The court ruled the law unconstitutional. One could say that Group Y won and Group X lost, although it's not clear from the story what role the briefs played in the decision. I don't know what other evidence was presented; I don't even know necessarily that the judges even read the briefs.
But here's the other part of the story. The Northwestern Law Review later published an article suggesting that the court should pay more attention to the claims of Group X than Group Y because Group X had published more articles and had published more in "top-tier" journals.
There is a venerable term for this type of argument: ad hominem.
The article doesn't claim to have found an error in the analysis in Group Y's brief, or pick bones with the way Group Y collected their data. No, the argument presented is we're bigger big shots than the big shots on the other side, so the court should have believed us instead of them. This is by definition an ad hominem argument because the identity of the disputants is made an issue rather than the content of the argument.

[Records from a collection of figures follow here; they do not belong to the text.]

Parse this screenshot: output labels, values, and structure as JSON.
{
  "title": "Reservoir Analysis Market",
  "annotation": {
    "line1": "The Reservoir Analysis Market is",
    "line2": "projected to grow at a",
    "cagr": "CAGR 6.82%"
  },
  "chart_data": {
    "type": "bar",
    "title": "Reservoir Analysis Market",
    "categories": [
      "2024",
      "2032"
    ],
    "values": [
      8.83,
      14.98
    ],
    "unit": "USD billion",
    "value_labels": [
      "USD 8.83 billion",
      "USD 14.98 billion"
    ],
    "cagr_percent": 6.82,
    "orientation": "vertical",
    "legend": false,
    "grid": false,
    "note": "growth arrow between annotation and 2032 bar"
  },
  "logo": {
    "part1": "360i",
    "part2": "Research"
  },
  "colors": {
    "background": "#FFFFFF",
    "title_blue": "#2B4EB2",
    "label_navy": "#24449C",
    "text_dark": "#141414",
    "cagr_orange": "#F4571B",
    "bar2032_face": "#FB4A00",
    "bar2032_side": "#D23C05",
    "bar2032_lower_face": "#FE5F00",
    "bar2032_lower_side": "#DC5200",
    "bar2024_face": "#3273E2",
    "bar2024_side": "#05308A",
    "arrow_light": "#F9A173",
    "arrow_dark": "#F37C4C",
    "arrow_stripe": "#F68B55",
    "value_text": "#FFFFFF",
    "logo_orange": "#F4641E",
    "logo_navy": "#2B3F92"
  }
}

The Northwestern article includes this amusing footnote: "In the interest of full disclosure, note that we disagree with much of the information contained in the Millett [i.e., Group Y's] Brief." This is amusing because a full disclosure would have mentioned that not only do the three article authors "disagree" with the Millett Brief, but two of them were actually members of Group X that authored the opposing brief. Instead they present themselves as merely concerned bystanders.

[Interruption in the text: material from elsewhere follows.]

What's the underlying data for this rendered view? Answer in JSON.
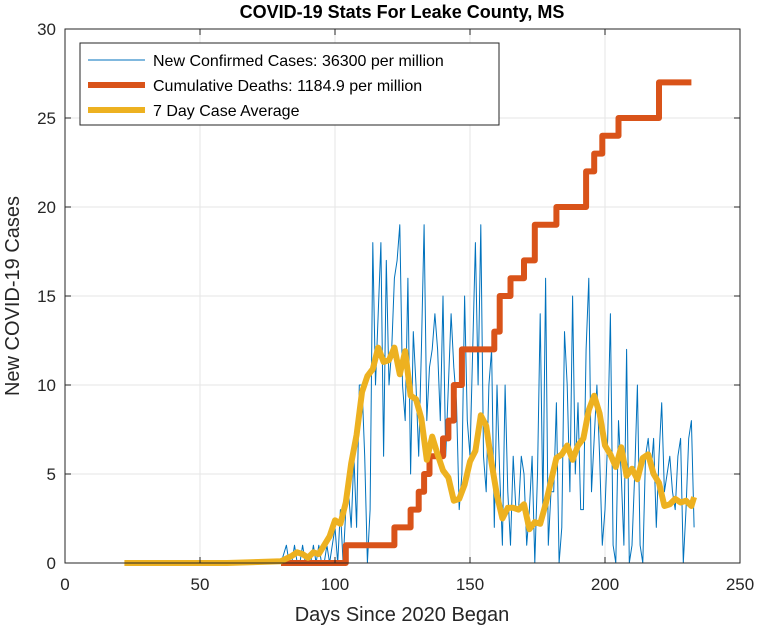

With this in mind, I can't help but be reminded of the ending of the movie Annie Hall, wherein Woody Allen's Alvy Singer rewrites his real-life break-up with his girlfriend Annie as a play, only changing the ending so that Annie comes back to him. To be fair, the authors might be less concerned with stewing over past losses than influencing the upcoming Supreme Court review of the case. I still think their time would be better spent in coming up with more persuasive data and analysis than attacking the reputations of their opponents.